Can you add a few examples of the generated regs?

155

Can you document Type{A,B,C,D} for their meanings?

This revision is now accepted and ready to land.Apr 1 2019, 3:24 PM
tra marked an inline comment as done.Apr 1 2019, 4:37 PM
tra added inline comments.
llvm/include/llvm/IR/IntrinsicsNVVM.td
155

Typical MMA_REGS record looks like this:

def anonymous_58 {      // WMMA_REGS
  string geom = "m16n16k16";
  string frag = "a";
  string ptx_elt_type = "f16";
  string gft = "m16n16k16:a:f16";
  string ft = "a:f16";
  list<LLVMType> regs = [llvm_v2f16_ty, llvm_v2f16_ty, llvm_v2f16_ty, llvm_v2f16_ty, llvm_v2f16_ty, llvm_v2f16_ty, llvm_v2f16_ty, llvm_v2f16_ty];
}

It carries information necessary to generate relevant bits of the instrisics & instructions.
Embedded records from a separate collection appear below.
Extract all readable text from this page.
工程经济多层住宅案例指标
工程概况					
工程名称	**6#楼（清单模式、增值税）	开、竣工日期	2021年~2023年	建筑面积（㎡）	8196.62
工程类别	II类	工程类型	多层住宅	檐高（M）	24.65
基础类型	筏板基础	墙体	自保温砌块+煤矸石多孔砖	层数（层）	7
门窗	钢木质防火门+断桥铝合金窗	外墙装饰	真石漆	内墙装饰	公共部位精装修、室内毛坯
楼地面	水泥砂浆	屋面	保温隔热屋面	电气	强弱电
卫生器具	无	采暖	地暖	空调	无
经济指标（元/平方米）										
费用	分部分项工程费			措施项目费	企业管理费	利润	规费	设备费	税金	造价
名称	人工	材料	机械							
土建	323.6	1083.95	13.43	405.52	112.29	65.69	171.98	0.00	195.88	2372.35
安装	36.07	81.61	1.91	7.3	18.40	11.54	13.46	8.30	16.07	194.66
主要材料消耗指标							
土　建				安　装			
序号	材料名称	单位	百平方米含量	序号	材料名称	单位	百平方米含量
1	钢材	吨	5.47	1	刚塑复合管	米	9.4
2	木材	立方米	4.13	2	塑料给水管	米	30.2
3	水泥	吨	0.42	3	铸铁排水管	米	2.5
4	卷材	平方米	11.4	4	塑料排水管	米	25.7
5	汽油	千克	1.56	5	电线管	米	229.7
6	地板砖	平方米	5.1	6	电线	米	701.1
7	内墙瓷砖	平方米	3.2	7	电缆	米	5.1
E.g. how many registers we need to use for the fragment, what do we call them and what's the corresponding LLVM type.
The details on supported fragment formats can be found in the latest PTX ISA docs:
https://docs.nvidia.com/cuda/parallel-thread-execution/index.html#warp-level-matrix-fragment
I'll add the link to the comment.

The string lists in TypeX carry PTX types supported by MMA ops with geometries specified by Geom.

tra updated this revision to Diff 193755.Apr 4 2019, 11:34 AM
tra edited the summary of this revision. (Show Details)
  • Enabled .satf for s4/u4.
This revision was automatically updated to reflect the committed changes.